Friday, May 21, 2010

New Look at a Familiar Face, 25 Years On

Doug Harrington, circa 1985, by, courtesy of and copyright by Drew Fleming.

The web is an increasingly miraculous virtual place.

I have literally thousands of photos of my firstborn, taken during his 40 years here, but the web, just a few days ago, gifted me with this image that I had never seen before.

It stopped me in my tracks.

Taken by Drew Fleming in about 1985, it is the illustration for Doug's short entry on Wikipedia.

The Wiki article refers to Doug's partnership in songwriting and lead guitar performance with Jim Adams. Jim continues to keep Defiance alive -- along with his own successful IT career! -- and the band recently released a revival album, "Prophecy," much of which was actually written by Doug shortly before his death by melanoma four years ago. Even if thrash metal is not your cup of tea, I think you can appreciate the artistry involved in this two-minute home video of Jim laying down a couple of lead tracks for "Prophecy." Jim's fret-work is predictably impressive, but watch his right hand, too. Very, very cool stuff.

Tuesday, May 18, 2010

For No Other Reason Than That He's Still Here

This recent photo of Kelsey has gotten some positive reaction over on the "Flickr" photos arena, so I thought I'd pop it up here for my smaller circle of blog friends.

Kelsey, fresh from a laboratory victory over dire expectations, May, 2010.

Good dog. Yes you are.
Even if you are a geezer.


Thursday, May 13, 2010

Newsflash: Astronomers' Spawn Do Cool Things

If you live long enough, you're certain to rub shoulders from time to time with some pretty remarkable people. If you live even longer than that, you've got a good chance to encounter remarkable children of those remarkable people.

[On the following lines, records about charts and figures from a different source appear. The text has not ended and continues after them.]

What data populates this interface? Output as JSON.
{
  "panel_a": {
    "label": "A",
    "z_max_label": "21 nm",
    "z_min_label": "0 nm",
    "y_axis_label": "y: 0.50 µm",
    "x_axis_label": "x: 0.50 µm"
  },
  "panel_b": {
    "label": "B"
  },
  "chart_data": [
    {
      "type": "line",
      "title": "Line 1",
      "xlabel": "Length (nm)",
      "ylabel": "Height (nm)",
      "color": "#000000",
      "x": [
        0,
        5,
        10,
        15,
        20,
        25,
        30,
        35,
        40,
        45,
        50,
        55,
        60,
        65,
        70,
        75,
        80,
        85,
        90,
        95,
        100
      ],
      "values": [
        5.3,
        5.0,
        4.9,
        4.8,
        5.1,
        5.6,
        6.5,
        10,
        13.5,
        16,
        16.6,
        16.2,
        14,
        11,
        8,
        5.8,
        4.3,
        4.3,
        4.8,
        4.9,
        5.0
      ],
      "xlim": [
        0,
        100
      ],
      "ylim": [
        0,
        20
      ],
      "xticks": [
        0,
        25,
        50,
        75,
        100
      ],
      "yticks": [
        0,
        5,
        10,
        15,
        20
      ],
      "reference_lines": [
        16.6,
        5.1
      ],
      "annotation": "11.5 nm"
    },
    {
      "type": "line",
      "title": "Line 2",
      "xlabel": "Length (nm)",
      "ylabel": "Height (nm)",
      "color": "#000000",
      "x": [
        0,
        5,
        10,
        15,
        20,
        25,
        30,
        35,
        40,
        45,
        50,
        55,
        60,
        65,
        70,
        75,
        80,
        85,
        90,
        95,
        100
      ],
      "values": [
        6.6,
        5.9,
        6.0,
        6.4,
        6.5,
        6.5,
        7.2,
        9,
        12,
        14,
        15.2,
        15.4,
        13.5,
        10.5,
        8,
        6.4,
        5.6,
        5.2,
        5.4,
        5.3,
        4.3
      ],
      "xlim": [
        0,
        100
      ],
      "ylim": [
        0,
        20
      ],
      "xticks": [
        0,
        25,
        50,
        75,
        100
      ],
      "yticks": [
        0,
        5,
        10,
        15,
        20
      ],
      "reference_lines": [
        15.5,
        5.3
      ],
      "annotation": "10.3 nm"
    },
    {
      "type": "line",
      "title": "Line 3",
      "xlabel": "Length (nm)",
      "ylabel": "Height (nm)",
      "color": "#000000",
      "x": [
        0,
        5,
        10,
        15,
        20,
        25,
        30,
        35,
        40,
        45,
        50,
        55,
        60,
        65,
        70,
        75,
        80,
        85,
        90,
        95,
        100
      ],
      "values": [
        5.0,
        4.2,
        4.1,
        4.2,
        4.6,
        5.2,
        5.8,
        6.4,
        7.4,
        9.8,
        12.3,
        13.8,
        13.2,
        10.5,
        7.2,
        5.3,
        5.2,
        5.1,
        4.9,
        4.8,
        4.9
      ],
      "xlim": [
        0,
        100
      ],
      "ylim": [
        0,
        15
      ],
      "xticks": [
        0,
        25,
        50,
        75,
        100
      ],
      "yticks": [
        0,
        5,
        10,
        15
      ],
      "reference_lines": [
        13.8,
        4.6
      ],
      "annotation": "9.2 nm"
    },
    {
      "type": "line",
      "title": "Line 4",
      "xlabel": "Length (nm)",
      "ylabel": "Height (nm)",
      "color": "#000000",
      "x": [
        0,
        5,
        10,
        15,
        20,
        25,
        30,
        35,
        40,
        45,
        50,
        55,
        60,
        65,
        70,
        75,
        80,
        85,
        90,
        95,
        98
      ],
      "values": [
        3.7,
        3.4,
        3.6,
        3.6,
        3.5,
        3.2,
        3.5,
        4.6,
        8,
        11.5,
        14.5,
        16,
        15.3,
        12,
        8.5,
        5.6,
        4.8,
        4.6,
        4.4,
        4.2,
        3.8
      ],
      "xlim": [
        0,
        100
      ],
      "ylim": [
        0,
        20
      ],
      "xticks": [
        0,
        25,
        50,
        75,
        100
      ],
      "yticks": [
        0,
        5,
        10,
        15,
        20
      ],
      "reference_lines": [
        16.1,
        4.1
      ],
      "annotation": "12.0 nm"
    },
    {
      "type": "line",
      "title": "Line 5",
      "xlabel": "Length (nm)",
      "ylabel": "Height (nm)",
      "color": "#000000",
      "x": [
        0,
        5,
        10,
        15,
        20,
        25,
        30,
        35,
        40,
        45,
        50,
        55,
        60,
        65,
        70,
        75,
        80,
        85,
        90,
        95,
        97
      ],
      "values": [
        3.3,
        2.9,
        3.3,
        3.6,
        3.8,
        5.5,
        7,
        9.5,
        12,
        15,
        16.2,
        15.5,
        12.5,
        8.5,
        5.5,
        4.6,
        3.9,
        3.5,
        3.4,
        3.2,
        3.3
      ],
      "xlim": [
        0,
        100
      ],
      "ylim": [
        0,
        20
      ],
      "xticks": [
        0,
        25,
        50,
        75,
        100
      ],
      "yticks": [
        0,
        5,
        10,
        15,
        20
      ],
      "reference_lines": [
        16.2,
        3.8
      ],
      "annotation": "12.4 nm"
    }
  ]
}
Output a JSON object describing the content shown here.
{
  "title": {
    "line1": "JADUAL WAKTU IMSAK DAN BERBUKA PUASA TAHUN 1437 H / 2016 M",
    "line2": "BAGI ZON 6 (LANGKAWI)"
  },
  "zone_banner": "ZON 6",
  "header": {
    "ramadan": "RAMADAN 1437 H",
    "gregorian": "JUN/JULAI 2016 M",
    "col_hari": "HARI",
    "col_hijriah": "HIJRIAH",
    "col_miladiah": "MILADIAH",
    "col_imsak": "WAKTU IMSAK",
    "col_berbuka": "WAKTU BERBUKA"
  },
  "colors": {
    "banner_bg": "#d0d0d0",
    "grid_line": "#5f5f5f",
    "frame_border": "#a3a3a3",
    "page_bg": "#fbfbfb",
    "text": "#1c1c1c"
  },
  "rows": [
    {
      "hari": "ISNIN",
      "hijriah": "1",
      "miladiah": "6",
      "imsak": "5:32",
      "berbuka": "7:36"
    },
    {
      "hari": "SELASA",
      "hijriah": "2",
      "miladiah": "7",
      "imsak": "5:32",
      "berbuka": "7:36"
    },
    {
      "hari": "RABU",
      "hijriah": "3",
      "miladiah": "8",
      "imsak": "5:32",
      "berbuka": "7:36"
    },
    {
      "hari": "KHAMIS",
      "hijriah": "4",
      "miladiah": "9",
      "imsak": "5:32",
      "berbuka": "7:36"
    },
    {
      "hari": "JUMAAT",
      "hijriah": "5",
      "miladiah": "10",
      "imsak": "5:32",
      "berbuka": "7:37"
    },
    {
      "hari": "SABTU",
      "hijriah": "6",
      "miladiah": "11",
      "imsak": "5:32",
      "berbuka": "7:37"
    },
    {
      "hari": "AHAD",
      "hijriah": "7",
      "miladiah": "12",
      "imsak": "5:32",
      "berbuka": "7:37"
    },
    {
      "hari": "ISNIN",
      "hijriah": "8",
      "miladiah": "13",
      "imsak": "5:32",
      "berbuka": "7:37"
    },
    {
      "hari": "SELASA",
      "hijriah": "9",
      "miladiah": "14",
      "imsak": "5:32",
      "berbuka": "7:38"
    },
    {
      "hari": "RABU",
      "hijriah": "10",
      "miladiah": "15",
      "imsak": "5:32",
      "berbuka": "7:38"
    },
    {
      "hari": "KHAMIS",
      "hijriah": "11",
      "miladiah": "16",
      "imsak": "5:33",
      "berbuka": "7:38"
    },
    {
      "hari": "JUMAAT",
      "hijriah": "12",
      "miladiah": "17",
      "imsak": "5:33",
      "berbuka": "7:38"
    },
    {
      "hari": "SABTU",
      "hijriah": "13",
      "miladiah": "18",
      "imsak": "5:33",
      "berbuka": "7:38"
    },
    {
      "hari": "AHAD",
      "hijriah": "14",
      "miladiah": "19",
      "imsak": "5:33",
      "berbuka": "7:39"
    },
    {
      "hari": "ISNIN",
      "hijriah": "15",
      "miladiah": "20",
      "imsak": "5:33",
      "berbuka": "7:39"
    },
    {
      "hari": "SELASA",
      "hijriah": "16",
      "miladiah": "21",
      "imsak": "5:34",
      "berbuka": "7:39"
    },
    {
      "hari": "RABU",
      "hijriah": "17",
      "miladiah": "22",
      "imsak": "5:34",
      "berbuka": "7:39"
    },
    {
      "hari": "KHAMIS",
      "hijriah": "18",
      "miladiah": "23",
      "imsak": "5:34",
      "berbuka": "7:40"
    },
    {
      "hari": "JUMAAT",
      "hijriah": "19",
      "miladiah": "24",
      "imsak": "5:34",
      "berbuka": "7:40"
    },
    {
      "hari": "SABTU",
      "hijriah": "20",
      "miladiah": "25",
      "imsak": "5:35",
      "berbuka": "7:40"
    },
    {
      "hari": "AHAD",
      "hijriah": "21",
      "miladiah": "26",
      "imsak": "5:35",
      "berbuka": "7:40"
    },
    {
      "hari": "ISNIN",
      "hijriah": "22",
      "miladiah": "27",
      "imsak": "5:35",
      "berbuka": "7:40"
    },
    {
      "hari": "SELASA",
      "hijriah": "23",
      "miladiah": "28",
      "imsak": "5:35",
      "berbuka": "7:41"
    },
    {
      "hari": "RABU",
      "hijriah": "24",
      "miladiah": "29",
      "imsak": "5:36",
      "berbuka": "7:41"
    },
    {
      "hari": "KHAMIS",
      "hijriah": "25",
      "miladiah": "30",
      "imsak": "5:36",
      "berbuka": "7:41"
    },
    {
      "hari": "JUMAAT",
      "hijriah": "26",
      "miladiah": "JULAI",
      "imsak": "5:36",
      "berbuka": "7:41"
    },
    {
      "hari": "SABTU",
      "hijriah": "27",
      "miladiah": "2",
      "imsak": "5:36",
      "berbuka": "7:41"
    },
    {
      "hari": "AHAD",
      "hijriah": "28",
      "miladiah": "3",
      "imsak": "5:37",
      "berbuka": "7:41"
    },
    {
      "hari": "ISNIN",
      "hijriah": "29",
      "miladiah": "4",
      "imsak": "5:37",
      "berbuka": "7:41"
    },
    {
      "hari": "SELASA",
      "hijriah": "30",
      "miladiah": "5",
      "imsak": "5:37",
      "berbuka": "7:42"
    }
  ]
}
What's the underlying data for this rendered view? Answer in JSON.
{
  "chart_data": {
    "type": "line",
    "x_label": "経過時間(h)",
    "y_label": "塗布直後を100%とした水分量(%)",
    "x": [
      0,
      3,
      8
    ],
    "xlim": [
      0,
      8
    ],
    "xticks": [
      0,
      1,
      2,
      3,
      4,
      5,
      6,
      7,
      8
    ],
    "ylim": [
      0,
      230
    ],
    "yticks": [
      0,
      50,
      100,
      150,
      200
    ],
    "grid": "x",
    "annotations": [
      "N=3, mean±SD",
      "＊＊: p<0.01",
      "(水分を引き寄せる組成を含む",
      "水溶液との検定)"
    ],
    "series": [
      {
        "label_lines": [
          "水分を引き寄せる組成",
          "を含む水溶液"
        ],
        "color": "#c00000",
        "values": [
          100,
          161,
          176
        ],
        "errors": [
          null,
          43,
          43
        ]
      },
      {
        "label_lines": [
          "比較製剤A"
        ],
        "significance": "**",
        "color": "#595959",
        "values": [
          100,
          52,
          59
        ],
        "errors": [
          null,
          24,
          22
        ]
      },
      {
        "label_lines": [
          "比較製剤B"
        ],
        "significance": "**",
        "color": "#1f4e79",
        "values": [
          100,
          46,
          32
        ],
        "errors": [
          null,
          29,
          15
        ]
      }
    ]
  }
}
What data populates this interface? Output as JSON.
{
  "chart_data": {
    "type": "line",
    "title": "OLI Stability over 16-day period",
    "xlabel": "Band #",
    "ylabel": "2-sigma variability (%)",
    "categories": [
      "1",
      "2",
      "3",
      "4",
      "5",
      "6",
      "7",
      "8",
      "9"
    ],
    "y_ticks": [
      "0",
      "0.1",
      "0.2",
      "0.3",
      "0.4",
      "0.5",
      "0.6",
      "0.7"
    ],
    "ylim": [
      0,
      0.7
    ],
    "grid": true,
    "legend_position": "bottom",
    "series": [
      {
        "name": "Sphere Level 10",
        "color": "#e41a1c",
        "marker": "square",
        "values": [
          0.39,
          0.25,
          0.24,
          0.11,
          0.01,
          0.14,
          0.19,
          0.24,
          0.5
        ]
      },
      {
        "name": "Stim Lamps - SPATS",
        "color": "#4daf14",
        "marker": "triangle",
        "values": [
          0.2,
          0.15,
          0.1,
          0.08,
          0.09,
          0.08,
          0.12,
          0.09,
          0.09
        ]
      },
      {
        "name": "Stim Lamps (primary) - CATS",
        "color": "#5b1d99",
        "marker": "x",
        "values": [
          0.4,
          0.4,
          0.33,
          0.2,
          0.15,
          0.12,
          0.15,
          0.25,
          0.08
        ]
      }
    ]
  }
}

I'm lucky enough to work side-by-side with Karl von Ahnen, the technical director of the planetarium in which I teach my classes. Karl is worth an entire blog post all by himself... but this one won't be about him.

It will be about recent works by his son, and by mine.

Karl's son, Garth, recently graduated from the University of California, Santa Cruz campus, with a major in fine arts and a minor in astronomy. He combines the two fields in animations, and one in particular will strike a chord with long-time readers of this blog. Called "Arcada Fog," it is a romp through the Copernican revolution.

(Photo from Garth's Facebook page)

The animation's central and unifying figure is Tycho's moose. The music is by a group of Garth's college buddies, "Acid Westerns," who are just now embarking on a career. I really, really like their soundtrack for Garth's trip through our most colossal paradigm shift. Turn the sound up, if you can, for the treat:

My own boy, Adam, has a career in voice acting that seems right now to be on the first stages of an exponential launch. As the economy recovers, his gigs increase -- but it's more than that. His abilities and opportunities seem to be revving up like some of us remember a Saturn V's engines did before the huge clamps on the pad let go. He has worked hard for the ignition, and that alone is worthy of my salute.

But listen to this, in the context of its delivery -- W.E. Henley's most famous work delivered in an environment he couldn't have dreamt -- and turn the sound up. Don't bother trying to maximize the video window -- it will eventually do that all by itself. And, as Adam says, you'll have to "watch it all the way through to appreciate the incredible effects."



Friday, May 7, 2010

While We Wait for Sherwood to Have a Thought Worth Communicating...

... a Diversion:

Fonzie on May 7th, 2010

Doggerel for a Cat

Who knows where his mind is,
Who knows where he goes?
Who knows what he’s thinking,
Who knows what he knows?

Deep thoughts about the future,
Or contemplating, if he can,
The foibles of his keepers,
And the final days of Man?

Perhaps he’s astrophysics’
Or mathematics’ sage,
Viewing in this corner
Hadrons' impact in the voiding gauge.

Or maybe he can see into
The chaos of our past,
Mistakes that litter pathways
That our curiosity outlasts.

Or maybe he’s just looking at a wall.